NASA nearly found life on Mars

Selfie. Image: NASA/JPL

NASA hasn’t found life on Mars. But it has found the ingredients for life on Mars.

Here’s the latest despatch from the Curiosity Rover:

Curiosity found the organic material in sedimentary rocks – mudstone – after drilling into four areas of the Gale crater, an ancient lake bed in which Curiosity originally landed in 2012.

One of the drill sites in the Gale Crater. Image: NASA/JPL

The samples were heated to 500C in Curiosity’s oven to release any organic molecules, the kind that don’t vaporise easily.

Curiosty’s ‘oven’, otherwise known as SAM. Image: NASA/JPL

NASA’s scientists saw “fragments” of organic molecules that were similar to those found in sedimentary rock on Earth. And they believe the fragments could have been parts of larger molecules present a long, long time ago on Mars.

Maybe even billions of years – the Gale crater, named after Australian astronomer Walter F. Gale, is up to 3.8 billion years old, and may have once held a lake.

Curiosity’s landing zone. Image: NASA/JPL

The presence of sulfur also might explain how the molecules have survived for so long.

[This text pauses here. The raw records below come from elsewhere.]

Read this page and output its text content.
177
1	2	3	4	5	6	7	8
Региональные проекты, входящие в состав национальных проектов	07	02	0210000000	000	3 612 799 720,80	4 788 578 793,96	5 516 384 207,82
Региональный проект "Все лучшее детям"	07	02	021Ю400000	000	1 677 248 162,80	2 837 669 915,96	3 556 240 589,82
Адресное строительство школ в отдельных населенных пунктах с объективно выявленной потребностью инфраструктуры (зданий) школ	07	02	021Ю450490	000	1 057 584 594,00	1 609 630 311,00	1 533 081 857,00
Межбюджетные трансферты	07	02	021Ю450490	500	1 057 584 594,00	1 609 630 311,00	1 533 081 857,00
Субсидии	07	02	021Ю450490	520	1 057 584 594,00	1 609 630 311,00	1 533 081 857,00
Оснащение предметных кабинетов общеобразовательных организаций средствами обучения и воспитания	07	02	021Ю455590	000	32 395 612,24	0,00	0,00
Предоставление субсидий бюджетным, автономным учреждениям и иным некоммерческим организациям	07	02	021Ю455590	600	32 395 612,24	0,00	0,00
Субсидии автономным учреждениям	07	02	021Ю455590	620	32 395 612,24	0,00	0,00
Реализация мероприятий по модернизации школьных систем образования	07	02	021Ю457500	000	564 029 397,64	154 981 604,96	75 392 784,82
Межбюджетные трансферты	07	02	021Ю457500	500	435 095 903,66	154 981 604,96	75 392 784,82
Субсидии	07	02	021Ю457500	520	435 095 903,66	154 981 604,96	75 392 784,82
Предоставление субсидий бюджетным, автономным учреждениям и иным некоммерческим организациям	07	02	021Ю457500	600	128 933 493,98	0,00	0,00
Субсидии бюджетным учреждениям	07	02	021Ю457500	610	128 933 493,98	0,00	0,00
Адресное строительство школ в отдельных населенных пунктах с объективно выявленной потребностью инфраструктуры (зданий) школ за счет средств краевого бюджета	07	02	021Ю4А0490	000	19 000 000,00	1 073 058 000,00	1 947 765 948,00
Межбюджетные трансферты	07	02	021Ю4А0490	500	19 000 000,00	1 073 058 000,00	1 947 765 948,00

And if you’re a scientist searching for signs of life, organic matter hopefully points to, if not a direct indication of life itself, something like life, or something other life forms can live off.

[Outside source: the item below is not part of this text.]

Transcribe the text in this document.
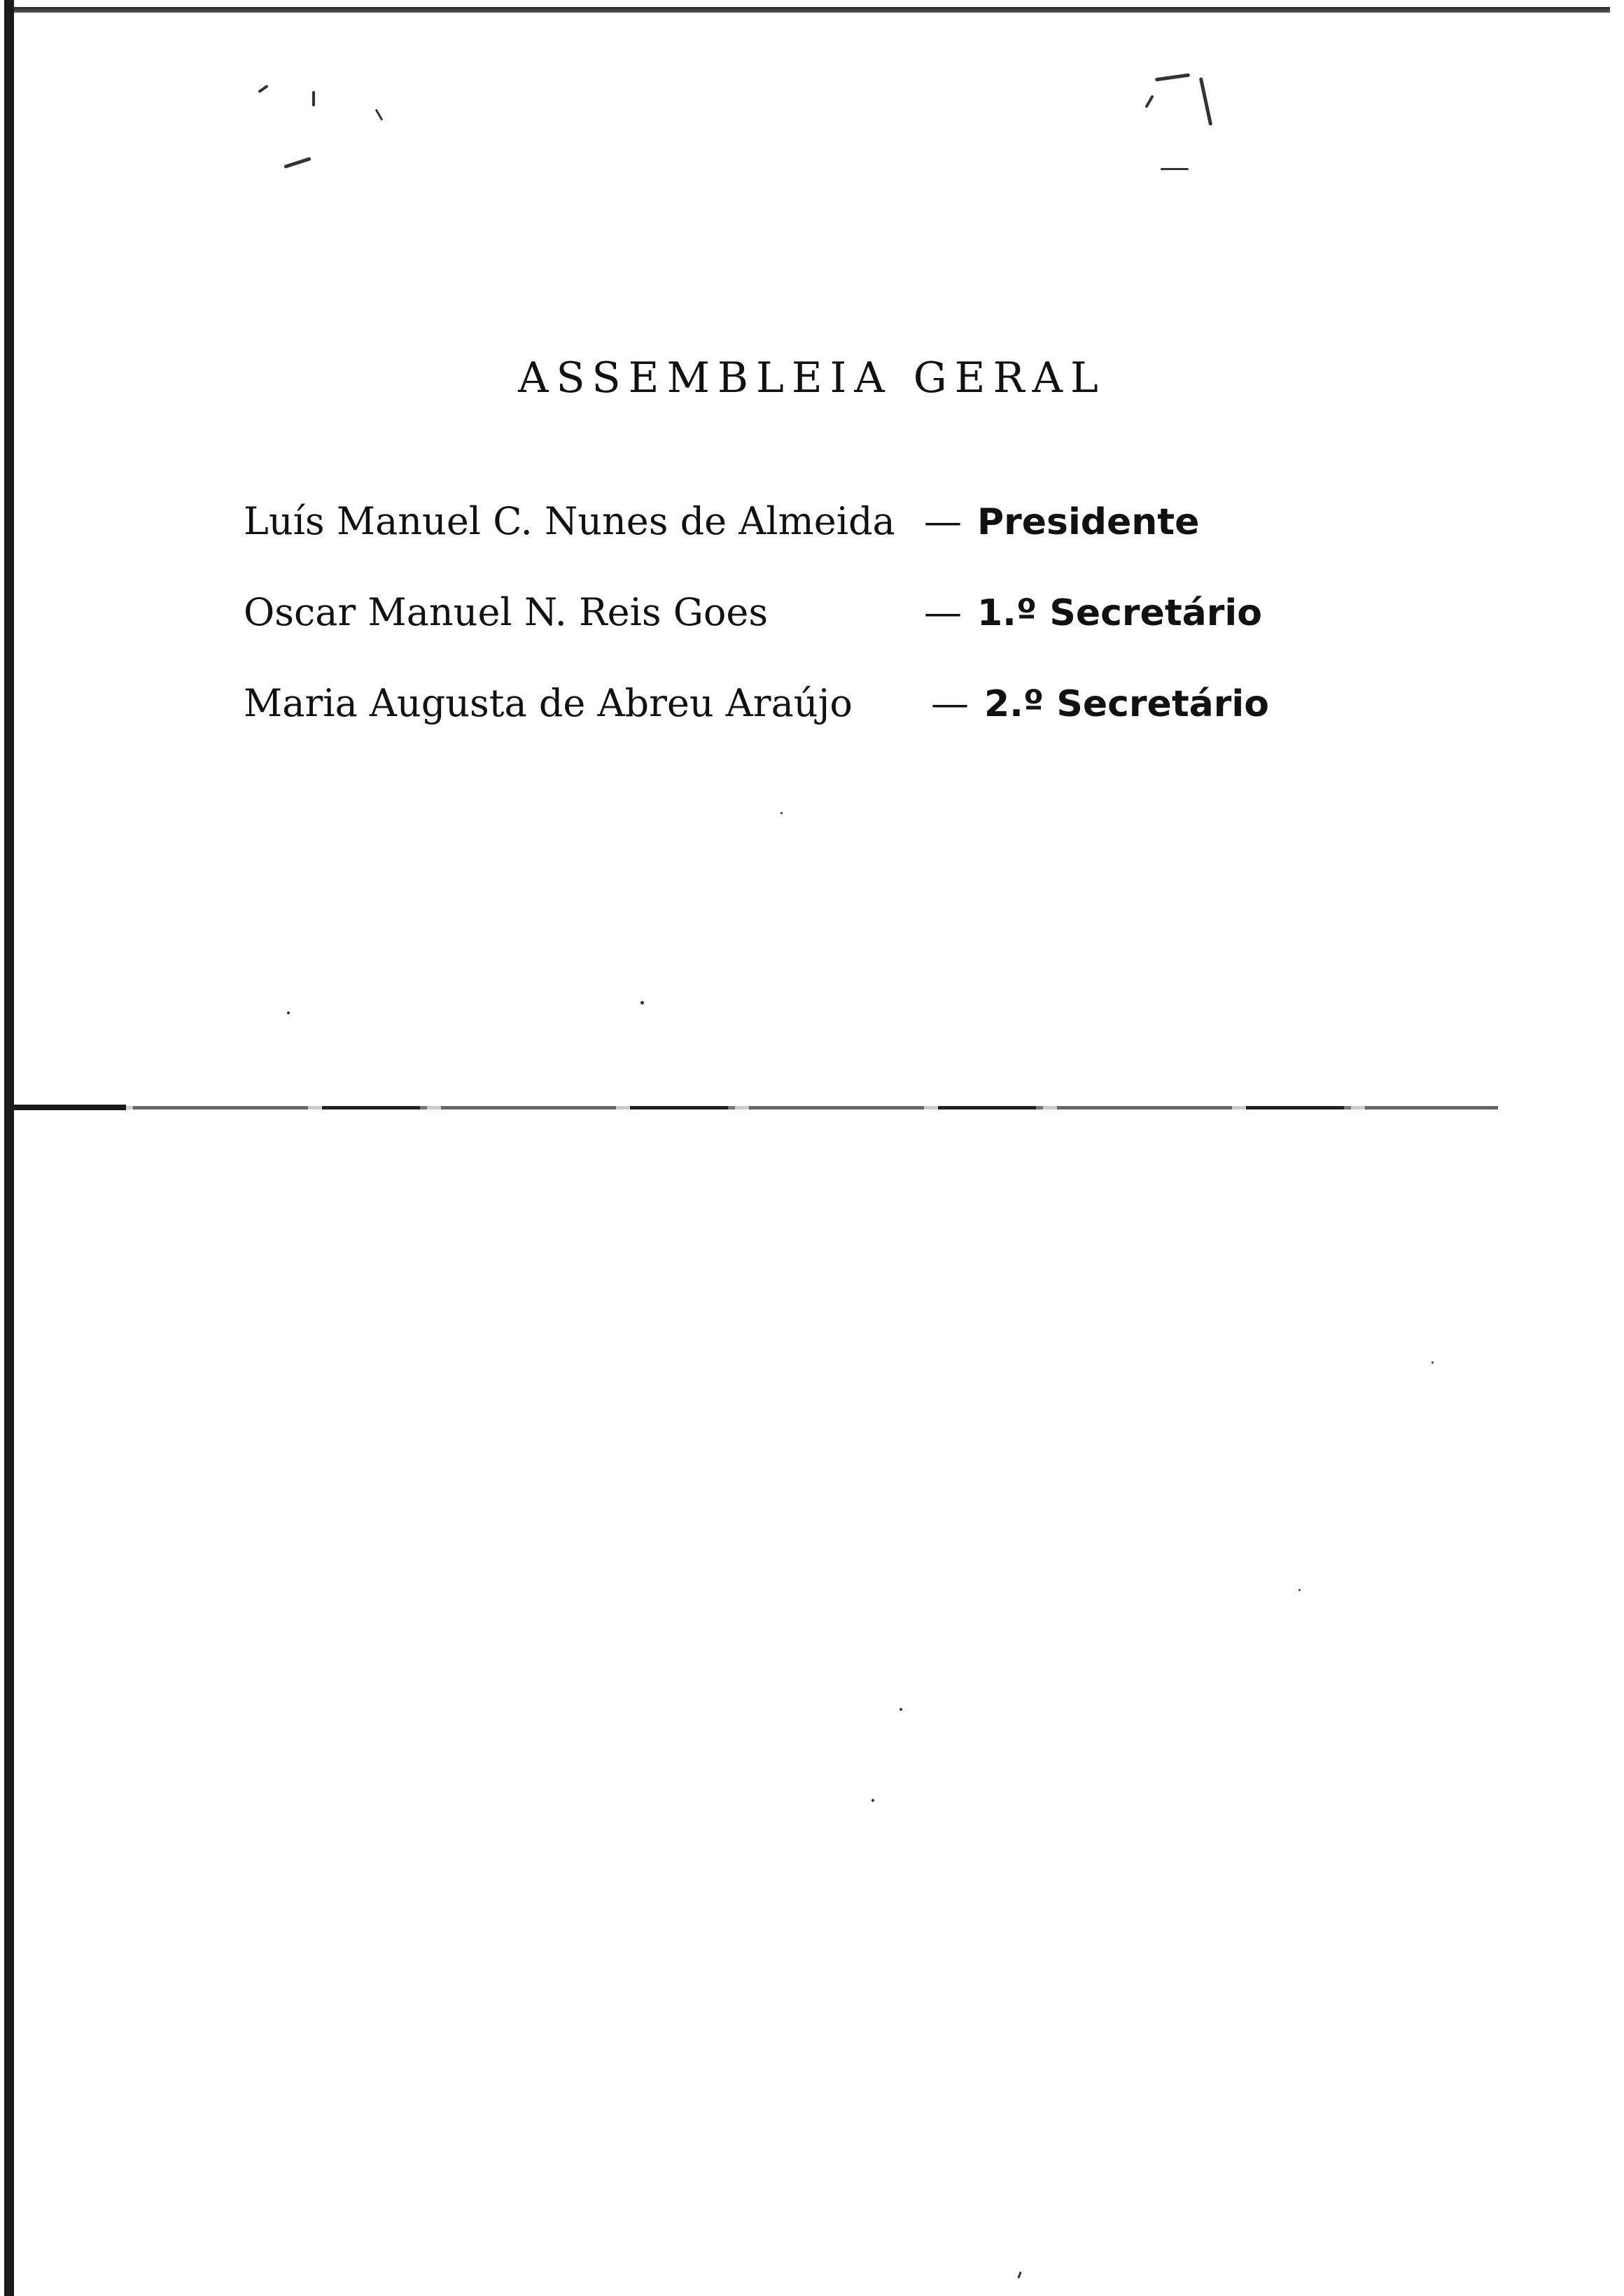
ASSEMBLEIA GERAL
Luís Manuel C. Nunes de Almeida — Presidente
Oscar Manuel N. Reis Goes	— 1.º Secretário
Maria Augusta de Abreu Araújo — 2.º Secretário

“Are there signs of life on Mars?” said Michael Meyer, lead scientist for NASA’s Mars Exploration Program, at NASA Headquarters. “We don’t know, but these results tell us we are on the right track.”

But the good news didn’t end with that announcement. NASA also announced it had found signs of “seasonal methane” in the Mars atmosphere.

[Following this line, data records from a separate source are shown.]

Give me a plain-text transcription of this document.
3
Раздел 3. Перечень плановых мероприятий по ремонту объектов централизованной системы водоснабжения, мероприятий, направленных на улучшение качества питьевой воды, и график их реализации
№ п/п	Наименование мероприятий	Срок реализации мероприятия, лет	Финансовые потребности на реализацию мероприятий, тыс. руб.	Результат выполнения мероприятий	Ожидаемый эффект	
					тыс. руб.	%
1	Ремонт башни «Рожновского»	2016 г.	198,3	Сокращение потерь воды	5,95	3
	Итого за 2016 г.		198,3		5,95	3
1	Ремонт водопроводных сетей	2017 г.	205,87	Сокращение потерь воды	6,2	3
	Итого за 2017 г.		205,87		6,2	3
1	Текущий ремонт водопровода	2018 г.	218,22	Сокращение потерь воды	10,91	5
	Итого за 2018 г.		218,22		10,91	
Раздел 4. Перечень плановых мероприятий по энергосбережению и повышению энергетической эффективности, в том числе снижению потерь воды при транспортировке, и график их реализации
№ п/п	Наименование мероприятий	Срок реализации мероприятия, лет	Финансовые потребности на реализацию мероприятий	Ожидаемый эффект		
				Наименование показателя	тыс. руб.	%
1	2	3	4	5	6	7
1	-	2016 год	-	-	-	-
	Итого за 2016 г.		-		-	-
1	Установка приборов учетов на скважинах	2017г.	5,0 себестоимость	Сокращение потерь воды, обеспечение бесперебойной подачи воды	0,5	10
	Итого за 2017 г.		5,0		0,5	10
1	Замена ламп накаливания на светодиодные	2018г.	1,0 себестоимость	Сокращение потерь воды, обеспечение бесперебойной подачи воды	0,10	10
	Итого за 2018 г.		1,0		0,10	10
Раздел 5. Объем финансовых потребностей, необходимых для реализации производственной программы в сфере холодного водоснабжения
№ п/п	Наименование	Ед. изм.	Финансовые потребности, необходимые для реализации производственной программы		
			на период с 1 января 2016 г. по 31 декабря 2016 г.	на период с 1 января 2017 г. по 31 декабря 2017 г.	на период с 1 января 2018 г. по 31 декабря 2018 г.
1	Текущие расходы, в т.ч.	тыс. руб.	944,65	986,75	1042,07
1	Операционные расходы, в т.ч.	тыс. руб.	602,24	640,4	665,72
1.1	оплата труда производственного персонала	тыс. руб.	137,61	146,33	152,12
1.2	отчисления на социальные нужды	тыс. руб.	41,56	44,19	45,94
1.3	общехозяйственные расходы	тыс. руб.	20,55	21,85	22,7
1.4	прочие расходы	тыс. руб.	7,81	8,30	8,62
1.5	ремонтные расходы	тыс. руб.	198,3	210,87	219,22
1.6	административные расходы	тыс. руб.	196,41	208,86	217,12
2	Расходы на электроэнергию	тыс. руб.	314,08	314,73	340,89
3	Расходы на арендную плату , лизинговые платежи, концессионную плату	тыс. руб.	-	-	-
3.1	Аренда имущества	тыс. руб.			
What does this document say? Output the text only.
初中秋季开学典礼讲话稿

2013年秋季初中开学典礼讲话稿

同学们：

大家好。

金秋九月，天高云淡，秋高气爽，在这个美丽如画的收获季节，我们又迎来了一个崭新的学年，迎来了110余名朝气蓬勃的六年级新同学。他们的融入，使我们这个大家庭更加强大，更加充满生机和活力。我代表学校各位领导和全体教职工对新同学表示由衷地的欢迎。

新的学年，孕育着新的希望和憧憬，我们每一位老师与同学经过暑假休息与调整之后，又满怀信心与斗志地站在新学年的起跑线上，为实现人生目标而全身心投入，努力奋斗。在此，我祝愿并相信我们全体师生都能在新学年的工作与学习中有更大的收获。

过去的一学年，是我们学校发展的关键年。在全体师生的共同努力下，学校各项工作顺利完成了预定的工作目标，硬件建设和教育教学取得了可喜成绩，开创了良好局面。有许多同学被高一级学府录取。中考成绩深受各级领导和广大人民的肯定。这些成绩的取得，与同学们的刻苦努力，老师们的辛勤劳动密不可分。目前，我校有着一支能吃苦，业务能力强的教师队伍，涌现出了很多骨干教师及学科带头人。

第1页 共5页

The fluctuations in methane were observed over three Mars years (roughly six Earth years) by Curiosity’s Sample Analysis at Mars (SAM) instruments.

Low levels of methane in Gale crater were shown to repeatedly peak in warm, summer months and drop in the winter every year.

It’s the first time “something repeatable in the methane story” has been observed on Mars, Chris Webster of NASA’s Jet Propulsion Laboratory said.

Again, it doesn’t necessarily point to the presence of biological organisms, as the team admits “water-rock chemistry” could be another source. But they won’t rule out some form of organic growth.

“With these new findings, Mars is telling us to stay the course and keep searching for evidence of life,” said Thomas Zurbuchen, associate administrator for the Science Mission Directorate at NASA Headquarters.

Gale Crater. Image: NASA/JPL

All of which will be taken into account when several more Mars lander projects head for the Red Planet in the next two years.

The first, NASA’s InSight Lander, will land on November 26 this year and spend two years determine whether the planet is still geologically active.

Curiosity’s upgraded replacement, the Mars 2020 rover, is scheduled to land in early 2021 and start gathering more soil samples.

The European Space Agency’s ExoMars rover will also arrive in 2021 and begin measuring the atmosphere and drilling up to two metres below the surface.